OBJECTIVE: To determine the proportion of patients on a family practice ward who had "code status" orders and end-of-life discussions documented on their charts in the first week of admission. To examine the correlation between a tool predicting the likelihood of benefit from cardiopulmonary resuscitation (CPR) and actual end-of-life decisions made by family physicians and their patients.

DESIGN: Cross-sectional descriptive study using a retrospective chart review.

SETTING: A 14-bed teaching ward where family physicians admit and manage their own patients in an urban tertiary care teaching hospital.
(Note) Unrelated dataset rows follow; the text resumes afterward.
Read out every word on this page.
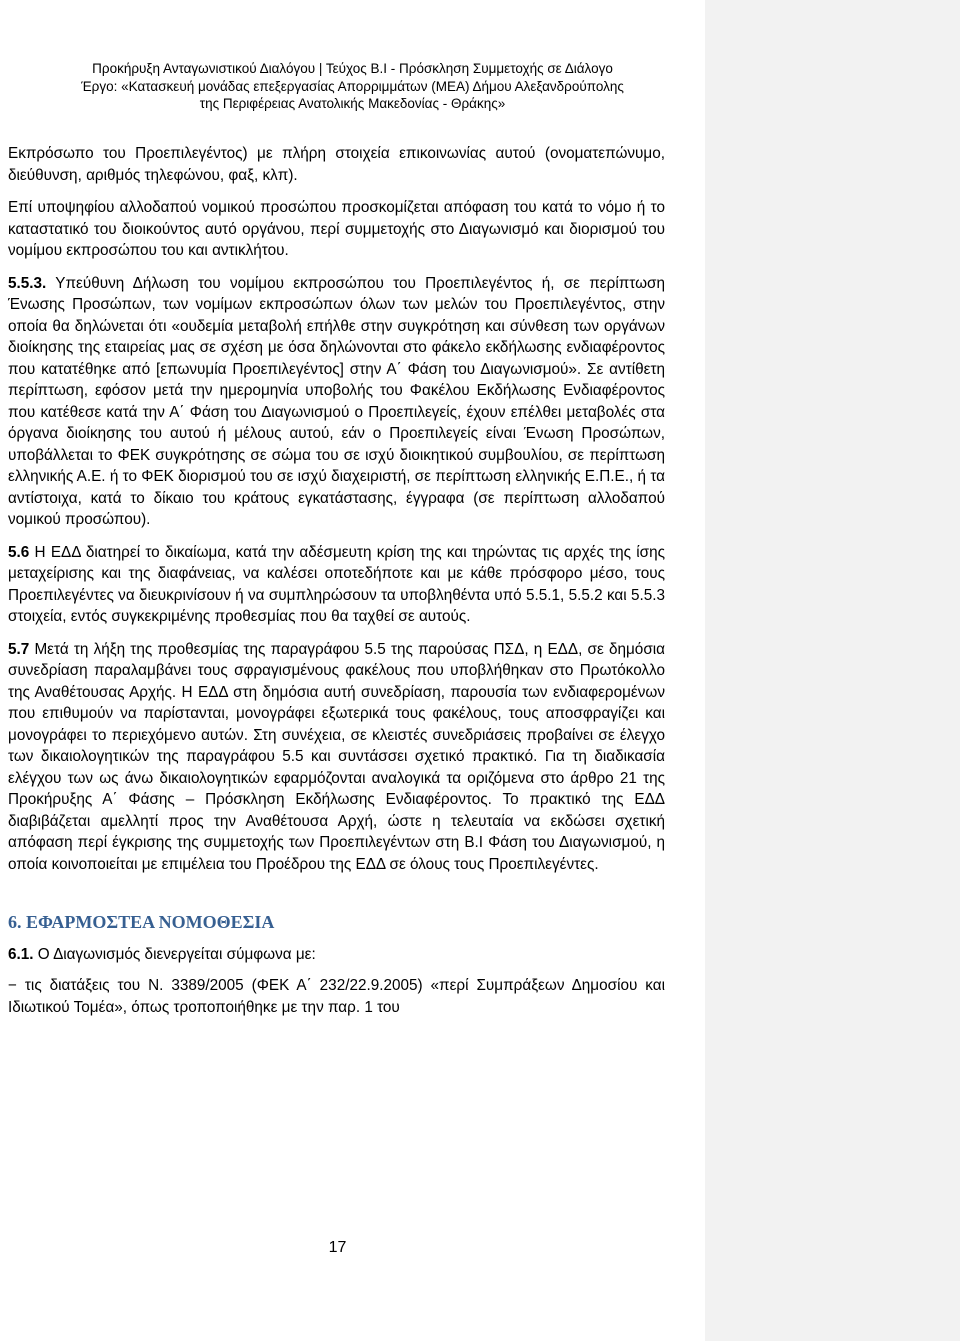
Προκήρυξη Ανταγωνιστικού Διαλόγου | Τεύχος Β.Ι - Πρόσκληση Συμμετοχής σε Διάλογο
Έργο: «Κατασκευή μονάδας επεξεργασίας Απορριμμάτων (ΜΕΑ) Δήμου Αλεξανδρούπολης
της Περιφέρειας Ανατολικής Μακεδονίας - Θράκης»

Εκπρόσωπο του Προεπιλεγέντος) με πλήρη στοιχεία επικοινωνίας αυτού (ονοματεπώνυμο, διεύθυνση, αριθμός τηλεφώνου, φαξ, κλπ).

Επί υποψηφίου αλλοδαπού νομικού προσώπου προσκομίζεται απόφαση του κατά το νόμο ή το καταστατικό του διοικούντος αυτό οργάνου, περί συμμετοχής στο Διαγωνισμό και διορισμού του νομίμου εκπροσώπου του και αντικλήτου.

5.5.3. Υπεύθυνη Δήλωση του νομίμου εκπροσώπου του Προεπιλεγέντος ή, σε περίπτωση Ένωσης Προσώπων, των νομίμων εκπροσώπων όλων των μελών του Προεπιλεγέντος, στην οποία θα δηλώνεται ότι «ουδεμία μεταβολή επήλθε στην συγκρότηση και σύνθεση των οργάνων διοίκησης της εταιρείας μας σε σχέση με όσα δηλώνονται στο φάκελο εκδήλωσης ενδιαφέροντος που κατατέθηκε από [επωνυμία Προεπιλεγέντος] στην Α΄ Φάση του Διαγωνισμού». Σε αντίθετη περίπτωση, εφόσον μετά την ημερομηνία υποβολής του Φακέλου Εκδήλωσης Ενδιαφέροντος που κατέθεσε κατά την Α΄ Φάση του Διαγωνισμού ο Προεπιλεγείς, έχουν επέλθει μεταβολές στα όργανα διοίκησης του αυτού ή μέλους αυτού, εάν ο Προεπιλεγείς είναι Ένωση Προσώπων, υποβάλλεται το ΦΕΚ συγκρότησης σε σώμα του σε ισχύ διοικητικού συμβουλίου, σε περίπτωση ελληνικής Α.Ε. ή το ΦΕΚ διορισμού του σε ισχύ διαχειριστή, σε περίπτωση ελληνικής Ε.Π.Ε., ή τα αντίστοιχα, κατά το δίκαιο του κράτους εγκατάστασης, έγγραφα (σε περίπτωση αλλοδαπού νομικού προσώπου).

5.6 Η ΕΔΔ διατηρεί το δικαίωμα, κατά την αδέσμευτη κρίση της και τηρώντας τις αρχές της ίσης μεταχείρισης και της διαφάνειας, να καλέσει οποτεδήποτε και με κάθε πρόσφορο μέσο, τους Προεπιλεγέντες να διευκρινίσουν ή να συμπληρώσουν τα υποβληθέντα υπό 5.5.1, 5.5.2 και 5.5.3 στοιχεία, εντός συγκεκριμένης προθεσμίας που θα ταχθεί σε αυτούς.

5.7 Μετά τη λήξη της προθεσμίας της παραγράφου 5.5 της παρούσας ΠΣΔ, η ΕΔΔ, σε δημόσια συνεδρίαση παραλαμβάνει τους σφραγισμένους φακέλους που υποβλήθηκαν στο Πρωτόκολλο της Αναθέτουσας Αρχής. Η ΕΔΔ στη δημόσια αυτή συνεδρίαση, παρουσία των ενδιαφερομένων που επιθυμούν να παρίστανται, μονογράφει εξωτερικά τους φακέλους, τους αποσφραγίζει και μονογράφει το περιεχόμενο αυτών. Στη συνέχεια, σε κλειστές συνεδριάσεις προβαίνει σε έλεγχο των δικαιολογητικών της παραγράφου 5.5 και συντάσσει σχετικό πρακτικό. Για τη διαδικασία ελέγχου των ως άνω δικαιολογητικών εφαρμόζονται αναλογικά τα οριζόμενα στο άρθρο 21 της Προκήρυξης Α΄ Φάσης – Πρόσκληση Εκδήλωσης Ενδιαφέροντος. Το πρακτικό της ΕΔΔ διαβιβάζεται αμελλητί προς την Αναθέτουσα Αρχή, ώστε η τελευταία να εκδώσει σχετική απόφαση περί έγκρισης της συμμετοχής των Προεπιλεγέντων στη Β.Ι Φάση του Διαγωνισμού, η οποία κοινοποιείται με επιμέλεια του Προέδρου της ΕΔΔ σε όλους τους Προεπιλεγέντες.

6. ΕΦΑΡΜΟΣΤΕΑ ΝΟΜΟΘΕΣΙΑ

6.1. Ο Διαγωνισμός διενεργείται σύμφωνα με:

− τις διατάξεις του Ν. 3389/2005 (ΦΕΚ Α΄ 232/22.9.2005) «περί Συμπράξεων Δημοσίου και Ιδιωτικού Τομέα», όπως τροποποιήθηκε με την παρ. 1 του

17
PARTICIPANTS: Patients admitted to the ward for 7 or more days between December 1, 1995, and August 31, 1996.

MAIN OUTCOME MEASURES: Frequency of documented "do not resuscitate" (DNR) or "full code" orders and documented end-of-life discussions. Prognosis-after-resuscitation (PAR) score.

RESULTS: In the 103 charts reviewed, code status orders were entered within 7 days for 60 patients (58%); 31 were DNR, and 29 were full code. Discussion of code status was documented in 25% of charts. The PAR score for 40% of patients was higher than 5, indicating they were unlikely to survive to discharge from hospital should they require CPR. There was a significant association between PAR scores done retrospectively and actual code status decisions made by attending family physicians (P < .005).

CONCLUSIONS: End-of-life discussions and decisions were not fully documented in patients' charts, even though patients were being cared for in hospital by their family physicians. A PAR score obtained during the first week of admission could assist physicians in discussing end-of-life orders with their patients.